The Gujrat massacre is similar to an earlier LeJ-ASWJ attack against Pakistan army (in November 2011 in Chakwal). In Nov 2011 an Army Major (Muhammad Haroon) and four officials of Military Intelligence (MI) were killed by LeJ-ASWJ terrorists (led by Dr. Arshad Jhangvi) in Choa Saidan Shah area of Chakwal district.
We condemn LeJ-ASWJ’s attack on Pakistan army soldiers in Gujrat, Pakistan.
Ironically, ASWJ is a part of the army-sponsored anti-USA, anti-India alliance of religio-militant parties namely Defence of Pakistan Council (DPC). Gujrat attack may be seen as a warning to Pakistan army to refrain from conducting an anti-LeJ-ASWJ operation in Mastung (Balochistan) Karachi and Southern Punjab.
Lej-ASWJ Gunmen killed eight security personnel at an army camp close to Islamabad on Monday (9 July 2012) hours after a DPC protest march against the resumption of Nato supply convoys passed through the are. The encampment was attacked from a bridge over the river Chenab, close to the industrial city of Wazirabad, less than 150 kilometres (100 miles) southeast of the capital. Hours earlier, thousands from the Defence Council of Pakistan (DPC) coalition of right-wing and hardline militant groups crossed the bridge on a “long march” from Lahore to Islamabad to protest against the reopening of Nato supply routes to Afghanistan.
Attacks in Pakistan army in Punjab province and capital had almost vanished after Pakistan army and civilian governments in the Punjab province and the centre (lslamabad) reached an undeclared truce with the LeJ-ASWJ militants in 2008 in the aftermath of the Laal Masjid operation in Islamabad.

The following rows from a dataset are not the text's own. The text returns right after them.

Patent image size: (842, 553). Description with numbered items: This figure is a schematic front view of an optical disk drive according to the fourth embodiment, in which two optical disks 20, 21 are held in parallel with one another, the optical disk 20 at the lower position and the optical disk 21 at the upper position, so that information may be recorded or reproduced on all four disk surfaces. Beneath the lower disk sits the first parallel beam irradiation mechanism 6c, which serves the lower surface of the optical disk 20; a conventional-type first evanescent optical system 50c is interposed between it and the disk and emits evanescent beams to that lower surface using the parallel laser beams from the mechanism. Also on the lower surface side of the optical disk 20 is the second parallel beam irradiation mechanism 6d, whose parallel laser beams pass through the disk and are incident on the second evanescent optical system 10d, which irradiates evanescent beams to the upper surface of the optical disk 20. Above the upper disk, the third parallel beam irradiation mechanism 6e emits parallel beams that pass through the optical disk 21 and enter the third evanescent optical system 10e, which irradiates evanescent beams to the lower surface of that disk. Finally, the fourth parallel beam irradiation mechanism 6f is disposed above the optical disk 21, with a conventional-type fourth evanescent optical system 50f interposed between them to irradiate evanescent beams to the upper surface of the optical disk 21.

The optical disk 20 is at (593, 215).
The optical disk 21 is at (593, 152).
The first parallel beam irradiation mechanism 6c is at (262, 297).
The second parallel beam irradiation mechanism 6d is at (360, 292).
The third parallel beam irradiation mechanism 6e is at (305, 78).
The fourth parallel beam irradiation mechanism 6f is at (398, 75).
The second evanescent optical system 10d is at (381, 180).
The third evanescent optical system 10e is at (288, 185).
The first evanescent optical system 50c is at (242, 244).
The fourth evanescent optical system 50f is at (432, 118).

Scores of dangerous Jihadi-sectarian terrorists were released in the aftermath of the deal between army and LeJ-ASWJ; in return, LeJ-ASWJ relocated their terrorist activities against Shia Muslims and moderate Sunni Musims to Karachi (Sindh) and Quetta (Balochistan).
“At least seven security personnel including a police official embraced shahadat (martyrdom) and five others were injured due to firing by unknown assailants near Wazirabad,” the military said in a statement.

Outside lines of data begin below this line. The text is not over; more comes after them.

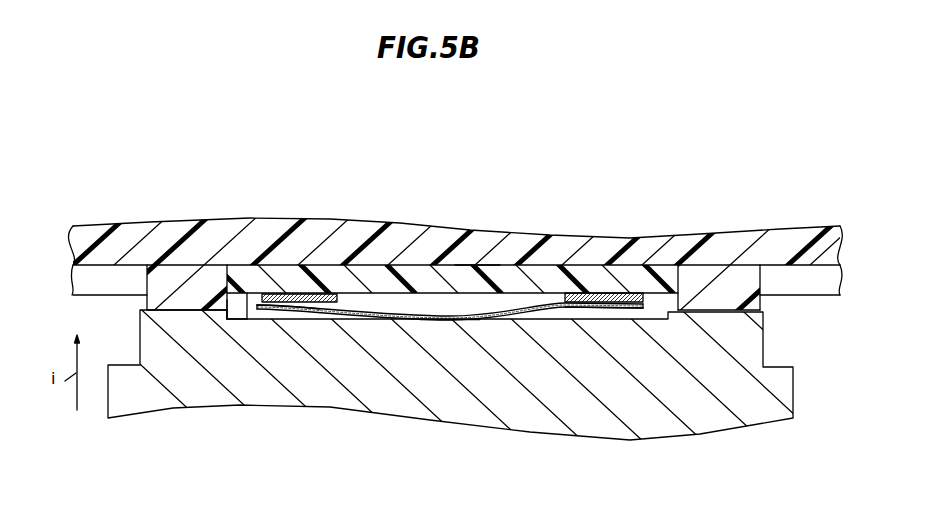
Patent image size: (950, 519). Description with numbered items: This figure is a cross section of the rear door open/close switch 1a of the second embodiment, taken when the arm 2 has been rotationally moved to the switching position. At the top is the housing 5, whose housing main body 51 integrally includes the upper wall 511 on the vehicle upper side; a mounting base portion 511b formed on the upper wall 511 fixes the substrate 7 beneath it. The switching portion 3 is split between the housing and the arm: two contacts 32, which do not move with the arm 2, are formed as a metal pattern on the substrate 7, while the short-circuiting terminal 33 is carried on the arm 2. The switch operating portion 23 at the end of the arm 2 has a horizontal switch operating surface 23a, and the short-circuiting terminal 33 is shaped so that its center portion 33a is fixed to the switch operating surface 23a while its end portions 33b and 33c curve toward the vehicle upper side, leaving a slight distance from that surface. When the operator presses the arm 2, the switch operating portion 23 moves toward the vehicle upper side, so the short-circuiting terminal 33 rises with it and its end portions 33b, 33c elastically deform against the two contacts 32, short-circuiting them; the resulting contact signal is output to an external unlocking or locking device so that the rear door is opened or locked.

The rear door open/close switch 1a is at (348, 160).
The arm 2 is at (772, 440).
The switching portion 3 is at (498, 298).
The housing 5 is at (700, 306).
The substrate 7 is at (638, 279).
The switch operating portion 23 is at (231, 305).
The switch operating surface 23a is at (243, 303).
The contacts 32 is at (298, 294).
The short-circuiting terminal 33 is at (450, 316).
The center portion 33a is at (448, 321).
The end portion 33b is at (287, 309).
The end portion 33c is at (620, 308).
The housing main body 51 is at (73, 231).
The upper wall 511 is at (114, 222).
The mounting base portion 511b is at (477, 257).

A military rescue party had camped by the Chenab to look for the body of a pilot missing in a helicopter crash in May, the statement said, and the camp came under attack from a bridge.
“The exact number of attackers is not known but they came by motorbike and sprayed bullets on the troops from the bridge,” a senior security official told AFP on condition of anonymity.
“It is highly likely that the attackers belonged to a banned religious outfit, which is a hand in glove with Taliban.”
This is high time that Pakistan army and its associated machinery (ISI, judiciary, pro-establishment media etc) stop distinguishing between good and bad Taliban. All Taliban are bad for Pakistan and its people. Similarly, the policy of appeasing and neglecting Jihadi-sectarian militants attacking country’s Shias, moderate Sunnis and other communities has also backfired.
We urge Pakistan army generals to break their undeclared truce with Jihadi-sectarian beasts, sever all connections with the LeJ-ASWJ and JuD-LeT militants, good Taliban and other enemies of Pakistan.
It’s time for Pakistan army generals to show their loyalty to the land and its people. It’s never too late.
Update: Punjabi Taliban (aka Lashkar-e-Jhangvi, currently operating as ASWJ) have accepted the responsibility of the Gujrat attack. The Tehreek-e-Taliban spokesman told BBC Urdu that its Punjab Wing was responsible and would continue to target the army wherever it could.